Figure 1: Solution paths produced by `cv_gspcr`.

In this figure, the out-of-sample fit measure obtained with a given threshold value (X-axis) and a given number of principal components is reported on the Y-axis. The values of the threshold considered are reported on the X-axis, and the X-axis title reports the type of threshold used, in this case, the simple regression model likelihoods. For a different number of components considered, a different line is reported. The number of PCs is reported on the line. Because the fit measure used by default for a continuous dependent variable is the F-statistic, we should look for the highest point on the Y-axis of this plot. This point represents the best K-fold cross-validation fit.
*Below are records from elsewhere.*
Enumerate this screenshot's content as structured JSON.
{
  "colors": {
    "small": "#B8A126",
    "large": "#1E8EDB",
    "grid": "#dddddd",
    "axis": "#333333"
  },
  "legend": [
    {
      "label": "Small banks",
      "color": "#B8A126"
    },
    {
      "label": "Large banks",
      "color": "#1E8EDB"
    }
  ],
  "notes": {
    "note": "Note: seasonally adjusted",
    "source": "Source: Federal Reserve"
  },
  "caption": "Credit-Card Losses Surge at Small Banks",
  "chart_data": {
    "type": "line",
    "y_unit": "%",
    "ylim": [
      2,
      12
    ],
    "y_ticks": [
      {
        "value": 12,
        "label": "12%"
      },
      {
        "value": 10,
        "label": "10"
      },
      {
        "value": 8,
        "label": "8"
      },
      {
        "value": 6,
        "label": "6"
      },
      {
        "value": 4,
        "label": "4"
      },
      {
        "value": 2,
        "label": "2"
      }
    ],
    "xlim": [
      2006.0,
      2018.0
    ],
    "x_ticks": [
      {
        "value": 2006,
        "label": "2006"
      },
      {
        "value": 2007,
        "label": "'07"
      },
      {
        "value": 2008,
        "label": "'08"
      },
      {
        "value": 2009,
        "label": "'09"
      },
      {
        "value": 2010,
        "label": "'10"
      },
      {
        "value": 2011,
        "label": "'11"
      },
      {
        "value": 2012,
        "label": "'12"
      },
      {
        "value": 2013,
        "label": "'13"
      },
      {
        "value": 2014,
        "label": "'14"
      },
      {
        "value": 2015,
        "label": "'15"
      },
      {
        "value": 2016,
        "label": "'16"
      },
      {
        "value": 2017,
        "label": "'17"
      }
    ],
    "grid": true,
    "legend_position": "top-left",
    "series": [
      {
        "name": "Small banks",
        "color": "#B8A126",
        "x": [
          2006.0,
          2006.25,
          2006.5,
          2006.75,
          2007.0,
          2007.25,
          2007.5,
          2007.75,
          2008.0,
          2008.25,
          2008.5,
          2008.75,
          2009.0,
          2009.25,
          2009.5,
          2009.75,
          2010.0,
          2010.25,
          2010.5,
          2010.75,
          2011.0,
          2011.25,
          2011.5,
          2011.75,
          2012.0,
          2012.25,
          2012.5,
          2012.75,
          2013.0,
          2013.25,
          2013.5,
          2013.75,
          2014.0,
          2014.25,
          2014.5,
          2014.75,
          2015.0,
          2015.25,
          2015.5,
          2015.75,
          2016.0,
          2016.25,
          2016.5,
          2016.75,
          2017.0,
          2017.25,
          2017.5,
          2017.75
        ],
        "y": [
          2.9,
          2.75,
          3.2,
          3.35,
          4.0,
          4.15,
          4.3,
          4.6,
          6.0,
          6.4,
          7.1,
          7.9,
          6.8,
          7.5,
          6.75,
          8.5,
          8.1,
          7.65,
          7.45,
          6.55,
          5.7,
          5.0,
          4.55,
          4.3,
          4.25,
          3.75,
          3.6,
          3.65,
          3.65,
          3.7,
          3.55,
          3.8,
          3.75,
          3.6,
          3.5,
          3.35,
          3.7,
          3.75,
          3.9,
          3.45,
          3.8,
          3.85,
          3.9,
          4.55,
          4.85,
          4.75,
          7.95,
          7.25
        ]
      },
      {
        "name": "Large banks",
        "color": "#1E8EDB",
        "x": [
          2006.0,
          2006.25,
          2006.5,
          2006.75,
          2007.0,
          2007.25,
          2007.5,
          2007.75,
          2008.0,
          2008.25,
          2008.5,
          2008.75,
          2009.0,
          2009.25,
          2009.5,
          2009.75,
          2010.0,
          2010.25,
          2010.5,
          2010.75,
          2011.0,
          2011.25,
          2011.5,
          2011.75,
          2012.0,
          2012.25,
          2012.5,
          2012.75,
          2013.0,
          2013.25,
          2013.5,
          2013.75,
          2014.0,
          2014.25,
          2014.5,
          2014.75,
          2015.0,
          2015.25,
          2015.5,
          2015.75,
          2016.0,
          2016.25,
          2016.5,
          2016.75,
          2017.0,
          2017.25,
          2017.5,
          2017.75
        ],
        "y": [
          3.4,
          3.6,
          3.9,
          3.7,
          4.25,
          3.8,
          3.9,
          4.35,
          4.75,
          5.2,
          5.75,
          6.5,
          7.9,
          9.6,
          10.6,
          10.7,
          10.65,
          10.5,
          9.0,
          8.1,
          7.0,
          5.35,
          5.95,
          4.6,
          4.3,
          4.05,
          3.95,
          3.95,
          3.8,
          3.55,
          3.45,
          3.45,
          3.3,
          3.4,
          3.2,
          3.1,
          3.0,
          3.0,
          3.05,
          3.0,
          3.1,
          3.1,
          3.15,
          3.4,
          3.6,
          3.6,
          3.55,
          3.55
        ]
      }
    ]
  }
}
As you see, the standard solution reported above matches the one presented in this plot. # Estimation Once the cross-validation procedure has identified the values of the threshold and the number of PCs that should be used, we can **estimate the GASPCR model** on the whole training data with the function `est_gspcr()`. ```r # Estimate GSPCR on the whole training data gspcr_est <- est_gspcr(out) ``` # Prediction We can now **obtain predictions** for new unseen data using the `predict()` function ```r # Predict new data y_hat <- predict( object = gspcr_est, newdata = X[-train, ] ) # Look at the first six predictions head(y_hat) ``` ``` 8 23 26 64 70 75 0.16692084 -1.10013695 1.11181527 0.73243982 0.04385471 0.73221417 ``` # References Bair E, Hastie T, Paul D, Tibshirani R (2006). “Prediction by supervised principal components.” J. Am. Stat. Assoc., 101(473), 119-137. Chavent, M., Kuentz-Simonet, V., Labenne, A., & Saracco, J. (2014). Multivariate analysis of mixed data: The R package PCAmixdata. arXiv preprint arXiv:1411.4911. Kiers, H. A. (1991). Simple structure in component analysis techniques for mixtures of qualitative and quantitative variables. Psychometrika, 56(2), 197-212.